Olivier Rousteing took inspiration from the golden heat of summer itself. SS26 was an ode to light: metallic jacquards, sunburst prints, and sculpted gold detailing captured radiance as a living texture.

The collection reaffirmed Balmain’s baroque excess but reimagined it with fluid silhouettes and softer, tactile opulence.

UMA WANG

Uma Wang’s SS26 evoked the melancholia of forgotten temples and ancient ruins. Raw linens, hand-dyed silks, and uneven weaves celebrated imperfection. The silhouettes were draped, layered, monastic, which suggested serenity amidst entropy: beauty as something eroded but enduring.

THE ROW

The Olsen twins delivered a meditation on quiet radicalism. In SS26, simplicity became subversion: robe-like coats, elongated shirts, and monkish trousers in ivory and slate played with proportion and weight.

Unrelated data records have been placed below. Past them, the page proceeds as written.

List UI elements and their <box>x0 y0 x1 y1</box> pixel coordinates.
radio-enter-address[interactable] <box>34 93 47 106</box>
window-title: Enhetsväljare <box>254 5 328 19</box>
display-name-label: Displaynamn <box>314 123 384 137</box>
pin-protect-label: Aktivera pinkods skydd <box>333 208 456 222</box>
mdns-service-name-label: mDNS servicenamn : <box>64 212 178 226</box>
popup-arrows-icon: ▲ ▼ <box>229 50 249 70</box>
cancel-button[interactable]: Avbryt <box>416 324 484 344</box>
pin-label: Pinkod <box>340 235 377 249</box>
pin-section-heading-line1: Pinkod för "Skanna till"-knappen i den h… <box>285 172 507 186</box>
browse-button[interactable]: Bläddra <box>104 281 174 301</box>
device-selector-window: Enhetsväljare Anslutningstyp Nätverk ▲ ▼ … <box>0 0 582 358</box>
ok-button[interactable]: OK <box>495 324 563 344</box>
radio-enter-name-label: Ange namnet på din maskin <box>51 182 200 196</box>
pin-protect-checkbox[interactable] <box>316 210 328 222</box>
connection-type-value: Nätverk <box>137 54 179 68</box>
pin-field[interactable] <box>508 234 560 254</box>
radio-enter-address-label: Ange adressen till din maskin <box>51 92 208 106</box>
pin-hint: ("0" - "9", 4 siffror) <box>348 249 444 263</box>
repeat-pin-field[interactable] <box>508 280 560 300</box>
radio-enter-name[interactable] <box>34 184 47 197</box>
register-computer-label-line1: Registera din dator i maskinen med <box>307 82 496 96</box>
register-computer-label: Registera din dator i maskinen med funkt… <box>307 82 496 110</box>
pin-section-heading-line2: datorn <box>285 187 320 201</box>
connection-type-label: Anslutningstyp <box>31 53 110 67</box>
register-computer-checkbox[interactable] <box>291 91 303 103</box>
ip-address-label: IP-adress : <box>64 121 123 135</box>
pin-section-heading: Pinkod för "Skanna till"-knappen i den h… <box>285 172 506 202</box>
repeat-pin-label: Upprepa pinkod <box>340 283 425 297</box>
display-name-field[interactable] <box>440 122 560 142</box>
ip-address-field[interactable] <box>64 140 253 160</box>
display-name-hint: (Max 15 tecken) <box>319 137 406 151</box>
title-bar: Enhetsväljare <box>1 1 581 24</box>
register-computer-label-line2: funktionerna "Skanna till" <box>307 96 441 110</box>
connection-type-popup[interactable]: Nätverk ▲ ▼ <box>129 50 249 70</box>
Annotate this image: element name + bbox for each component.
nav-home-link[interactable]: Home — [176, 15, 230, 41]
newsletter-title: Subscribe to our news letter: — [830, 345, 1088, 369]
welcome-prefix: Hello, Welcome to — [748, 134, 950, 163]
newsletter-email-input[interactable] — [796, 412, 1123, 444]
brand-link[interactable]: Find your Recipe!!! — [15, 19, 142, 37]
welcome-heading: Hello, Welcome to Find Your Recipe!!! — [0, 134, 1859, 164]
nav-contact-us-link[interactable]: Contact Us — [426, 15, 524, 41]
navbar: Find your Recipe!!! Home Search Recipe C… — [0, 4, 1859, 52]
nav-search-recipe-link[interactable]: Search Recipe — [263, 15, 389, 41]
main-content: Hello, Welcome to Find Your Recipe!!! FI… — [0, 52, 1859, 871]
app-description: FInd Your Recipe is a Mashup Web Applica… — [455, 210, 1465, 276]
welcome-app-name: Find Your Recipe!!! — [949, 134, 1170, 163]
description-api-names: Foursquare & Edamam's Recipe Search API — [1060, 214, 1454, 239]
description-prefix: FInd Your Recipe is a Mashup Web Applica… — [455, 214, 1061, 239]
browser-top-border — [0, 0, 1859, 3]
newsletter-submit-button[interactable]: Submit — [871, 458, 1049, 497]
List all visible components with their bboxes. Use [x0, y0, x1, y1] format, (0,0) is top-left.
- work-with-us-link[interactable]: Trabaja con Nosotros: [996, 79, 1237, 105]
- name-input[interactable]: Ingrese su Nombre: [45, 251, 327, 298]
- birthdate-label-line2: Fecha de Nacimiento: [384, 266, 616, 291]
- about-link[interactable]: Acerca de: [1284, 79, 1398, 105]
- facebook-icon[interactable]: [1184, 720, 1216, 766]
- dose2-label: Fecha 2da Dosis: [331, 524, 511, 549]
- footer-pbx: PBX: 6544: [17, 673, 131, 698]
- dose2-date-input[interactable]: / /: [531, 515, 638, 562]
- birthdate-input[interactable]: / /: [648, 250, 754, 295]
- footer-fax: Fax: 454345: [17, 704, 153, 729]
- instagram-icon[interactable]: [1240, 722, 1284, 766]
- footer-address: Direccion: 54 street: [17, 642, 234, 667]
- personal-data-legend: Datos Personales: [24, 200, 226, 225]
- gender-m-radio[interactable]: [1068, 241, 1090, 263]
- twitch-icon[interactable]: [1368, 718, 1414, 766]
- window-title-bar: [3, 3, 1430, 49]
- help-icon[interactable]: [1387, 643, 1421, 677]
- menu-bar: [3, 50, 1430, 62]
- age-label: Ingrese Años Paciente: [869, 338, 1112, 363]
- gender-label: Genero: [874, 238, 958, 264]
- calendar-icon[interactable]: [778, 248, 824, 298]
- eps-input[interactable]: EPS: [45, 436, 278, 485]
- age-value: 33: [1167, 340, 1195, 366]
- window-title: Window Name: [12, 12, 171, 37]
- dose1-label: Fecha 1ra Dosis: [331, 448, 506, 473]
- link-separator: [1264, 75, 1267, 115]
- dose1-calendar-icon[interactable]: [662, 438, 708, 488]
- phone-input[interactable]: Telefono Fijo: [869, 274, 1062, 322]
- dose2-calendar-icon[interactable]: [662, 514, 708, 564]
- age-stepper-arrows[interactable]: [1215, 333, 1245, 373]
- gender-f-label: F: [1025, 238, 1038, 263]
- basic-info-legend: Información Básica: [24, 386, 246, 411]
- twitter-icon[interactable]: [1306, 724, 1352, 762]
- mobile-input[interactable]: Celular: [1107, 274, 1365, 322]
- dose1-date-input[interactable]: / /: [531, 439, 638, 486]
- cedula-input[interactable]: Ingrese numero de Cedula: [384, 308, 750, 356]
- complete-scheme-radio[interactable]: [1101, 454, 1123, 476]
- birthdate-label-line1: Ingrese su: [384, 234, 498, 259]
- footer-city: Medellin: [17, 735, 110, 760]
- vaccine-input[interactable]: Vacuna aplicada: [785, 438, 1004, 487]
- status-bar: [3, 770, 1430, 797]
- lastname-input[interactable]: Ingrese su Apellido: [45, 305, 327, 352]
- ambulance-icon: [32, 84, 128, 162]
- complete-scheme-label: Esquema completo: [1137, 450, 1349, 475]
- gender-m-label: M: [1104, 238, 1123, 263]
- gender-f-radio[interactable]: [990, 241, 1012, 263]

It was the sound of luxury whispering instead of shouting.

MUGLER

Miguel Castro Freitas’s debut leaned into hypersexual futurism: dystopian charge, bold metallics, and body-centric geometry.

The collection drew from Mugler’s legacy of theatrical seduction but injected new velocity: sharp-edged, kinetic, and charged with movement.

RABANNE

Rabanne’s SS26 riffed on “seaside futurism,” fusing metallic scales, reflective textures, and a liquid metal narrative. The show channeled shimmer as a metaphor for escape, a tide between fantasy and reality, glimmering with freedom.

CARVEN

Carven’s SS26 marked a quiet reawakening. Soft tailoring in chalky neutrals, curved seams, and cocoon shapes reinterpreted the maison’s 1950s codes for a new generation. The collection whispered refinement, suggesting that grace can exist in understatement.

RICK OWENS

Rick Owens delivered a finale steeped in dystopian romanticism: metallic shoulders, fringe leathers, and water-soaked stages conjured beauty within destruction.

His constant dialogue with darkness and transcendence found new resonance, a vision of ruin made sublime.

SCHIAPARELLI

Daniel Roseberry leaned into surreal sensuality: deconstructed mesh, sculptural corsetry, and anatomical embroidery merged art and eroticism.

The collection reasserted Schiaparelli’s power to shock and seduce through craftsmanship that blurs dream and distortion.

ISABEL MARANT

Isabel Marant ventured into bohemian desert territory, weaving sun-bleached palettes, airy drapery, and gauzy textures into a nomadic daydream. Her SS26 woman moved freely, wind in her hair, dust on her boots, and confidence in every step.